FORTUNE — Kudos to SlashGear‘s Chris Burns for declining to take at face value Google’s (GOOG) claim, made at the launch of the new version of the Nexus 7 tablet last week, that the original Nexus 7 was more popular in Japan than Apple’s (AAPL) iPad.

Burns ran the numbers past IDC — a research firm that’s done its share of heavy lifting for Google — and discovered that they were based on a BCN survey in January of 2,400 Japanese retail outlets (about 16% of the total) and did not include iPad sales from any of Japan’s seven Apple Stores, its two largest telecom partners, or Apple’s direct online channel.

Far from being outsold 44.4% to 40.1%, as Google claimed, the iPad in Japan clobbered the Nexus 7 by better than 2 to 1 — 773,000 iPads to 350,000 Nexus 7s — according to IDC’s Q4 2012 numbers.

The tech press could do well to apply a little Burnsian skepticism to Google’s other claims, such as the Google+ numbers CEO Larry Page likes to trot out to give the impression (see chart above) that Google’s social media experiment is giving Facebook (FB) and Twitter a run for their money — an impression actual usage numbers show to be false.

Perhaps Google’s most egregious statistical inflations are its frequently updated Android activation numbers, which it claimed last week have reached 1.4 million per day and are on a trajectory to hit a total of 1 billion by late summer or early fall — leaving Apple’s iOS breathing Googley dust.


Click to enlarge.

But not all mobile activations are alike, as the MacNN staff pointed out on Tuesday.

Google’s activation numbers, MacNN writes, include any device running any version of Android — counting, for example, Chinese-made handsets that have no contact with Google services or stores and may never set foot on the Internet. They also include non-Google Android variants, such as the proprietary Android-like OSs that run Amazon’s (AMZN) Kindle and Kindle Fire.
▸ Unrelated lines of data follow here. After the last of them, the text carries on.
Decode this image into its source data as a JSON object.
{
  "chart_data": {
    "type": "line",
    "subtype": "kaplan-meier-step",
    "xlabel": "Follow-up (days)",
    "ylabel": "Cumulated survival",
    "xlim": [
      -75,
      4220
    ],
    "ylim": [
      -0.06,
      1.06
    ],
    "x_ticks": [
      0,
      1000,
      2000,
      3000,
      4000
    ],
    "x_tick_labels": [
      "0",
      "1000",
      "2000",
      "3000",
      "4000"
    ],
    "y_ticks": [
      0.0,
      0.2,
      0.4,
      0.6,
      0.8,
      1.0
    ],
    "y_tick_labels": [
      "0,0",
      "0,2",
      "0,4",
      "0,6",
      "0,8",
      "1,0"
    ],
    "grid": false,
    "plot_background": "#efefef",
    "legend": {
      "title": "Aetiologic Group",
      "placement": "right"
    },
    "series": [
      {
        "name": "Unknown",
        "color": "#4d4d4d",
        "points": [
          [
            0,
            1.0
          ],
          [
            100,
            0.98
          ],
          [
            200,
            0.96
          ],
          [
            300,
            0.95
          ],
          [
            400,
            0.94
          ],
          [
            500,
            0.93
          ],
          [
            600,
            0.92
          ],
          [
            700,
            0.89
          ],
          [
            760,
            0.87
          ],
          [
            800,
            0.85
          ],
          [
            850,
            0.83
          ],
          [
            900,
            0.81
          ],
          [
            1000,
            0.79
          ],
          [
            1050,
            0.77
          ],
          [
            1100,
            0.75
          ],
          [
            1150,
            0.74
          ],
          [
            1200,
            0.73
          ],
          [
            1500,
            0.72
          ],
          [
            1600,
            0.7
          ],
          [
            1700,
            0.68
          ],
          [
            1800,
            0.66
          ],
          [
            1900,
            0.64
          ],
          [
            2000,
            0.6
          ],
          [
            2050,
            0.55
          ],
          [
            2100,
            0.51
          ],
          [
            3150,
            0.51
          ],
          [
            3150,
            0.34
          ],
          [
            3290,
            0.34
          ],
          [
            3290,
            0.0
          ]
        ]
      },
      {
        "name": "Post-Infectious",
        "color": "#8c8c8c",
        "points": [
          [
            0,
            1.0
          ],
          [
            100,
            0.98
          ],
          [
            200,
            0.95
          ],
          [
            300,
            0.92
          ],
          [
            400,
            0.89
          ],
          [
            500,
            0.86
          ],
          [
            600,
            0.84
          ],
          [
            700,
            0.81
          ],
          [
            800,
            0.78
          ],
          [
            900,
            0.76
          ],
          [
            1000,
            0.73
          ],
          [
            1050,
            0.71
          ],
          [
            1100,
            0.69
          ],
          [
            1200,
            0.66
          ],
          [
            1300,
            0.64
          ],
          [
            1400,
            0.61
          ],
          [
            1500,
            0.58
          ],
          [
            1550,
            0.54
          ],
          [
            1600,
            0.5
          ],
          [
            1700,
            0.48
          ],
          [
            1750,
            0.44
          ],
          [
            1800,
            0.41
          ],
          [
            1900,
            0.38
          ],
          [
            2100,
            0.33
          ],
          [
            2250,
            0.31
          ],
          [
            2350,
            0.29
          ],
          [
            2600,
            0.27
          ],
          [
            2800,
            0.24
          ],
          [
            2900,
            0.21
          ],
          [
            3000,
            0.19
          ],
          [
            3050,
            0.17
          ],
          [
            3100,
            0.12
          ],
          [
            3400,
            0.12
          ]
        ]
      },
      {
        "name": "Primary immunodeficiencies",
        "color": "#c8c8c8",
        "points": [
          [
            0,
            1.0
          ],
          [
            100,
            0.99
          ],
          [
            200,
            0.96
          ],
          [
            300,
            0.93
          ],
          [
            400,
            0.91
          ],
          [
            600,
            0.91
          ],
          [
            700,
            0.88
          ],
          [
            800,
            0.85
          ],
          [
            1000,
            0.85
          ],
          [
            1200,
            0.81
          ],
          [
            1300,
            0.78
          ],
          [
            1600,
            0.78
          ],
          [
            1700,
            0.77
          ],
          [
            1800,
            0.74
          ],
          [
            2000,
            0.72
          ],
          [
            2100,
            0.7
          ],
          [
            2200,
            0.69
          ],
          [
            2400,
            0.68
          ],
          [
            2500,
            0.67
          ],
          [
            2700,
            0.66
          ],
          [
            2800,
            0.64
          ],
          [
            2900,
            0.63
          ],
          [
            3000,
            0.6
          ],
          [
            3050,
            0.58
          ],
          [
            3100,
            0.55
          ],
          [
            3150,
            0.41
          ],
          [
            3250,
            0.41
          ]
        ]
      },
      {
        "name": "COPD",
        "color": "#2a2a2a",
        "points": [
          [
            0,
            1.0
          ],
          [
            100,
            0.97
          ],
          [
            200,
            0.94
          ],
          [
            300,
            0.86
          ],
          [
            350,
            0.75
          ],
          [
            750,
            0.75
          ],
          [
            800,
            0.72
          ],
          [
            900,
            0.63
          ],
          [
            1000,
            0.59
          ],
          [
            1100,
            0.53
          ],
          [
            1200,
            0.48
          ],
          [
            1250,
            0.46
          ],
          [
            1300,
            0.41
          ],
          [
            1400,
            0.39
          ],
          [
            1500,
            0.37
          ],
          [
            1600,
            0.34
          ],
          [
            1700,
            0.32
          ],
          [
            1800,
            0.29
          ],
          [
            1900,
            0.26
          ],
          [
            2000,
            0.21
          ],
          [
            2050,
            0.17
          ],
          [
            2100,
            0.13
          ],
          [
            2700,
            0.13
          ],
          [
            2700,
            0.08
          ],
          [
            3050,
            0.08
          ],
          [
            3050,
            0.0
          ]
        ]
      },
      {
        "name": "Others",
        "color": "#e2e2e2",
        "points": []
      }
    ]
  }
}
[Apple has been known to publish total iOS numbers that lump together iPhones, iPads and iPod touches. But unlike its competitors, Apple also releases sales numbers for most of those devices (the iPod touch being the conspicuous exception).]

For a dramatic visualization of how far Google’s Android activation numbers are from delivering a coherent software ecosystem to developers, see the collection of Android fragmentation graphics — including the one posted above — created by Open Signal.